Well, here I am, finishing up my 3rd week here in Germany.
I thought that I would talk about my time in Germany generally. I have enjoyed my stay here and the people that we are working with have all been so kind and seem excited to work with us and to show us how everything works. The mentors are going to be leaving Germany and coming to America for six months and they are so excited to experience the United States and wondering what it is like here.
These first three weeks have been so interesting and culture has been so rich with history. Most of my time has been in training but I have tried to make hay while the sun shines as they say in the southern U.S. and make a good use of my time and learn about this amazing place while the opportunity is here. I have made a couple of friends that I have been traveling with locally and that has been nice - but it is interesting how you miss what you had when you no longer have it. The things you don't realize that you may have taken for granted when it is there day in and day out. As beautiful as everything is, this trip is starting to get harder. The longer that I am away, the more alone that I feel. I have come to realize that I truly don't like being this far away from my wife and daughters. That couples and families were not meant to be apart.
My wife and I rarely do things alone. It is not because we have to do them together but because we love doing them together. Even if it is just walking down the street I love having her by my side. I love talking about what we see or what we want or need to do that day or that week or weekend. I love making plans with her, the feel of her hand in mine as we walk down the street and just knowing that she is there. That is one of the biggest things that I miss.
It is amazing to walk these ancient cobblestone streets filled with people and feel alone. To wish you were holding the hand of the one that you love but your hand is empty. To see these amazing sites and have no one to share them with, and to realize how much she and your daughters would love to experience what you are seeing.

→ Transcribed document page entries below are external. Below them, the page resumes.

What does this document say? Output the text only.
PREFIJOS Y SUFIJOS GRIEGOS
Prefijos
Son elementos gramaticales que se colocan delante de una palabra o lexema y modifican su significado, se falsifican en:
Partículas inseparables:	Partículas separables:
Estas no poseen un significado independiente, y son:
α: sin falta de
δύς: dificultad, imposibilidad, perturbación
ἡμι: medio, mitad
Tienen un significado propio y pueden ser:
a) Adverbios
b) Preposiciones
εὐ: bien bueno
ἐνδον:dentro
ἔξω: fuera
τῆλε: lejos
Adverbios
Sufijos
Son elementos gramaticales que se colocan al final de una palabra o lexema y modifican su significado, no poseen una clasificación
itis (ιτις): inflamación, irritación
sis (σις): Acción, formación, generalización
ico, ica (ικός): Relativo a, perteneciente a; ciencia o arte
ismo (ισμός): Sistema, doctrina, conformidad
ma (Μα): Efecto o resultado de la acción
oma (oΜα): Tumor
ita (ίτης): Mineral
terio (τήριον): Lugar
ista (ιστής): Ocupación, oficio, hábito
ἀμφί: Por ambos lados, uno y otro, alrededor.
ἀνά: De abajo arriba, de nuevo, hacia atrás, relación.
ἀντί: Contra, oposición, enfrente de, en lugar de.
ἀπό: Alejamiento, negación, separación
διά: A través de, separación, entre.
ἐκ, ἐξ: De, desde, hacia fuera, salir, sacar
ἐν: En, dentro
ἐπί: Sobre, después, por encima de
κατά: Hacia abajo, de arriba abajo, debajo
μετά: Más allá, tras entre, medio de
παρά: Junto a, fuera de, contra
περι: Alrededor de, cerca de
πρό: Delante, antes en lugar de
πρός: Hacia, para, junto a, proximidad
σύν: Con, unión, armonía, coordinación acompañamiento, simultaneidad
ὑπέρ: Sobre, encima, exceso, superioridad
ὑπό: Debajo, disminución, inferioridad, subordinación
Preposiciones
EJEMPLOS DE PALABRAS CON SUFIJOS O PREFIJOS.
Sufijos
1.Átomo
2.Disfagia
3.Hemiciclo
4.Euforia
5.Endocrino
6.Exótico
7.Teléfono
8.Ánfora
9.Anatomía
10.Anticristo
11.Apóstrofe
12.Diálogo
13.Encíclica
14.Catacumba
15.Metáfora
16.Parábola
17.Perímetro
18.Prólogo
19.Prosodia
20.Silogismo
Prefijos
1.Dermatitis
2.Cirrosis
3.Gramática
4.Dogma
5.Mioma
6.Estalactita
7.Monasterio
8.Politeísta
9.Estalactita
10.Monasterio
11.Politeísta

We have been Facebook chatting and making video calls and that helps, trust me. But there is just something about being there in the flesh. The food has been good, and I have met new people and never usually eat alone, and yet, there is something about gathering around the dinner table with your family. The camaraderie of the intimate conversation around the table. Yes, I sit at a table for 3 meals and we talk about many things, but there is something about the personal exchange of a family at mealtime.
So, my first three weeks have been interesting and I have learned a lot both about my job and the country and town. Next week I will be learning more PLC programming and ABB Robots and I am excited about that.
I thought I would give you a list of the top 10 things I miss.
Being this far my loved ones has shown me what I truly have waiting for me and can't wait for this trip to be over so I can hug all 4 of them when I get there.